The Challenge :

There were a couple design challenges we had to address before we could start the process. The entire exhibit needed to be modular so it could be easily installed and dismantled to travel around the country, and it needed to be small enough to fit into a standard elevator or be taken by hand up escalators or stairs.

The Solution :

The exhibit starts with a replication of the original San Francisco office used by Jann Wenner, who was the founder/editor. All of the textures, finishes, and graphics were printed directly onto raw birch plywood prior to construction. Each printed piece of plywood was then cut and used to construct wall panels and appliques. A tremendous amount of coordination was required to ensure that all of the seaming aligned on the wood plank floors, the white brick walls, and graphics that tell the story.

The middle floor was designed as multiple vignettes to display all the artifacts that were specially procured for the fifth floor. Again, all of the walls, beams, and graphics were printed onto raw birch.
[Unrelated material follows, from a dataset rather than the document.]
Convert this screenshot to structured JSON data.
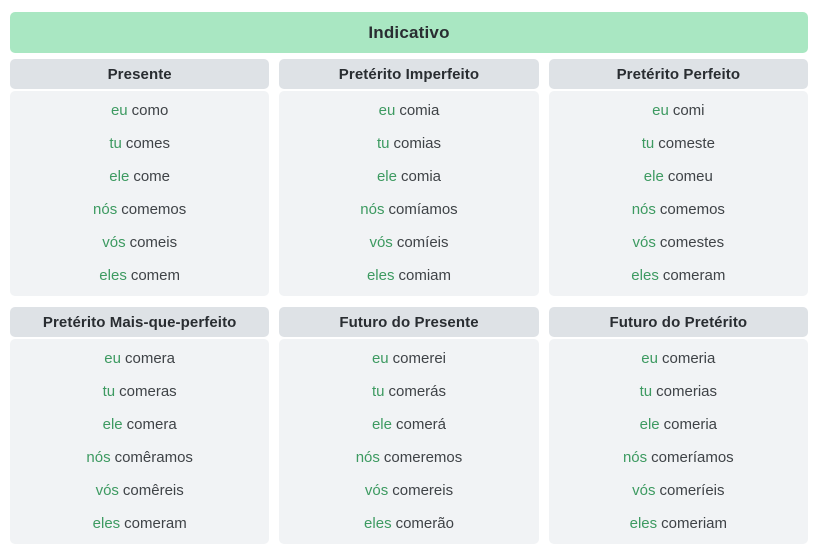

This floor required the integration of various types of media and showcases that secured artifacts from Rolling Stone’s history.

To top off the last part of the journey, the sixth floor has four massive 12’ x 24’ back-lit LED lightboxes that display an eye-catching montage of magazine covers over the past 50 years. The back-lighting creates a vibrant look that really makes all the covers stand out and pop off the fabric.

The entire project was built in approximately five weeks and was set up by six people in four days. This was crafted as a truly modular exhibit, allowing it to be transported and then displayed at other venues throughout the country.